Natal na Mina
Guardo na memória lembranças de um tempo não muito distante.
Subir o Cauê.
Catar musgos.
Escolher a orquídea mais bela.
Recolher a pedra de esmeril brilhante.
Na subida, nossas mães em companhia de meninos e meninas carregavam dezenas de balaios montanha acima.
Subida difícil!
A cidade ficava cada vez mais distante.
Mato molhado.
Cheiro forte de enxurrada.
Montanha lavada pela chuva que caiu durante a madrugada.

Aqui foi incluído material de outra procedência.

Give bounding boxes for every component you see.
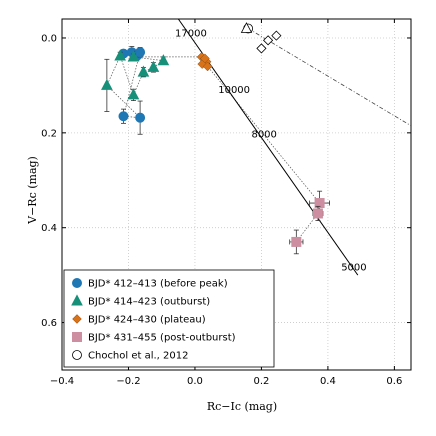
data-point <box>314 198 325 209</box>
data-point <box>200 53 210 64</box>
legend: BJD* 412–413 (before peak) BJD* 414–423 (… <box>63 269 275 368</box>
temperature-label: 8000 <box>251 130 276 141</box>
y-tick-label: 0.4 <box>41 223 57 234</box>
data-point <box>312 208 323 219</box>
x-tick-label: −0.4 <box>50 376 74 387</box>
data-point <box>271 30 282 41</box>
data-point <box>263 35 274 46</box>
legend-label: BJD* 412–413 (before peak) <box>88 279 228 290</box>
plot-frame <box>61 18 412 371</box>
x-tick-label: −0.2 <box>116 376 140 387</box>
data-point <box>135 47 146 58</box>
data-point <box>240 22 253 33</box>
x-tick-label: 0.0 <box>187 376 203 387</box>
series-2 <box>196 52 213 72</box>
temperature-label: 10000 <box>218 85 250 96</box>
data-point <box>147 60 160 72</box>
legend-marker <box>72 314 82 324</box>
legend-box <box>63 269 275 368</box>
data-point <box>127 50 140 62</box>
y-axis-label: V−Rc (mag) <box>26 156 39 225</box>
data-point <box>157 54 170 66</box>
x-axis-label: Rc−Ic (mag) <box>207 400 277 413</box>
data-point <box>118 111 129 122</box>
y-tick-label: 0.0 <box>41 33 57 44</box>
x-tick-label: 0.6 <box>386 376 402 387</box>
temperature-label: 17000 <box>175 29 207 40</box>
x-tick-label: 0.4 <box>320 376 336 387</box>
data-point <box>202 61 213 72</box>
data-point <box>135 112 146 123</box>
legend-label: BJD* 424–430 (plateau) <box>88 315 206 326</box>
y-tick-label: 0.2 <box>41 128 57 139</box>
data-point <box>137 65 150 77</box>
legend-marker <box>72 278 82 288</box>
data-point <box>291 236 302 247</box>
x-tick-label: 0.2 <box>253 376 269 387</box>
data-point <box>114 49 126 61</box>
y-tick-label: 0.6 <box>41 318 57 329</box>
series-3 <box>289 190 330 255</box>
temperature-label: 5000 <box>341 262 366 273</box>
data-points <box>101 22 330 255</box>
legend-marker <box>72 350 82 360</box>
data-point <box>101 78 113 90</box>
series-1 <box>101 49 170 112</box>
legend-label: Chochol et al., 2012 <box>88 351 189 362</box>
data-point <box>256 43 267 54</box>
legend-label: BJD* 431–455 (post-outburst) <box>88 333 236 344</box>
legend-marker <box>71 294 83 306</box>
legend-marker <box>72 332 82 342</box>
data-point <box>127 88 140 100</box>
legend-label: BJD* 414–423 (outburst) <box>88 297 210 308</box>
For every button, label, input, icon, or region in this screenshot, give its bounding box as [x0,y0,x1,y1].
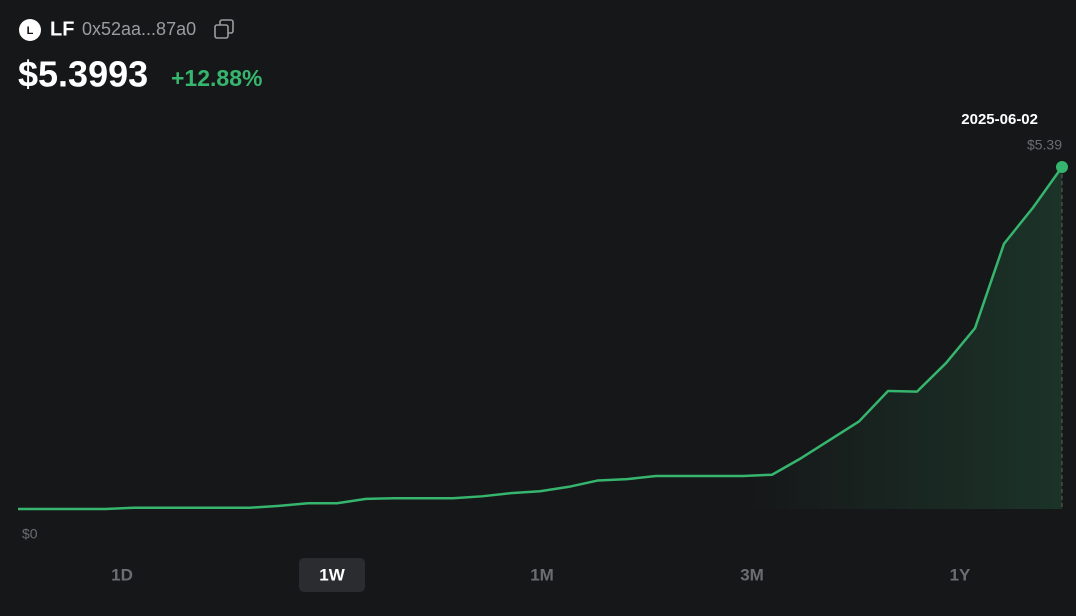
y-tick-label: $0 [22,526,38,542]
range-button[interactable]: 1W [319,565,345,584]
range-selected-bg [299,558,365,592]
range-button[interactable]: 1M [530,565,554,584]
price-line [18,166,1064,511]
token-icon [19,19,41,41]
hover-value: $5.39 [1027,137,1062,153]
price-area [18,167,1062,509]
price: $5.3993 [18,54,148,95]
price-change: +12.88% [171,65,262,91]
hover-dot [1056,161,1068,173]
range-button[interactable]: 1D [111,565,133,584]
hover-date: 2025-06-02 [961,111,1038,128]
copy-button[interactable] [214,19,234,39]
token-icon-letter: L [27,25,34,37]
range-button[interactable]: 1Y [950,565,971,584]
token-symbol: LF [50,18,74,40]
token-address: 0x52aa...87a0 [82,19,196,39]
range-button[interactable]: 3M [740,565,764,584]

Vento frio de cortar os ossos.
Após o dia inteiro na montanha.
Voltávamos para as nossas casas cansados.
Valia todo aquele sacrifício.
Na manha seguinte.
Socar a pedra.
Penerar o pó da pedra.
Fazer grude.
Providenciar um saco de linhagem.
Colar o pó.
Construir a lapinha.
Buscar a areia na chácara do Zé Sergio.
Colorir com a anil.
Deixar secar.
Recolher o barro no caminho do Pontal.
Fazer a massa.
Amassar.
Reconstruir a vaquinha e os carneirinhos que foram quebrados no Natal passado.
Tudo pronto.
Armar o presépio.
Aguardar a noite em que Deus menino resolveu habitar entre os homens.
Nos dias que antecedia o natal, o Papai Noel da mineradora, percorria as ruas do Explosivo, do Acampamento de Capim do Campestre, do Berra Lobo e Conceição, em um carro aberto, ao som da bandinha do tio, Maestro José Dorotéia Reis e outros músicos da Mina.
Todos o conhecia como Zé Nova Era, contagiava a todos com sua irreverência.
No trajeto, balas e balões eram atirados por todos os lados para a alegria das crianças.
Enquanto isso, dezenas de funcionários distribuíam cestas de natal da Columbia, repleta de nozes, castanhas e bombons, vinhos e biscoitos Maria.
Recebíamos também tecido para o uniforme do Grupo Escola Emilio Pereira de Magalhães.
Cadernos, régua, lápis e borrachas eram ofertados.
Brinquedos somente para os filhos dos doutores e alguns chefes da alta.
Sei não!
Nosso Pai recebia a gratificação ou horas como era chamado o pagamento do final de ano.
Estava garantido a compra do pernil no armazém do Bento, pertinho do ponto dos aflitos ao lado da boca da mina.
Não havia ponto suficiente para fazer as compras no armazém da mineradora.
O mesmo foi gasto no inicio do mês.
Galinhas, patos, ovos e doces, vinh no caminhão de Sr Teixeira comerciante da cidade de Santa Maria.
Tudo era detalhadamente preparado.
Eis que a noite esperada chegava.
Descia a Rua Santana gente de varias localidades.
Vindas do acampamento de Capim, Santana, Explosivo, Campestre, Berra Lobo, todos com um só objetivo.
A missa do Galo.
Meu Deus quanto encanto.
Aguardávamos o cântico do Glória, entoado pelo coral da matriz sob a regência de Só Ninico Amâncio.
Orgulhosamente percebíamos a voz da nossa mãe no meio de muitas vozes.
Meia noite!
A imagem do Deus menino era trasladada do altar principal para o presépio.
Ecoava em todo interir do templo a bela cançâo, Noite Feliz.
Na torre direita da Igreja, o sino Elias solenemente anunciava o Natal.
O incenso vindo turíbulo, exalava por todos os cantos.
Momento de pura beleza e emoção.
Na manha do dia seguinte, a visita a casa da Vó, lá na Rua de Baixo.
No canto da sala de visitas ao lado do presépio, um galho de cedro contendo lembrancinhas para cada neto.
À tarde.
O show de Natal na sedinha do Valério Campestre.
O sorteio de brinquedos.
Uma gigantesca arvore de Natal girando no canto do salão.
Aquilo nos fascinava.
Tempos de vidas difíceis.
Mas um tempo de paz e de muitas esperanças.
Assim era o Natal dos Mineiros de Itabira.
Assim era o Natal dos meninos e meninas da Mina.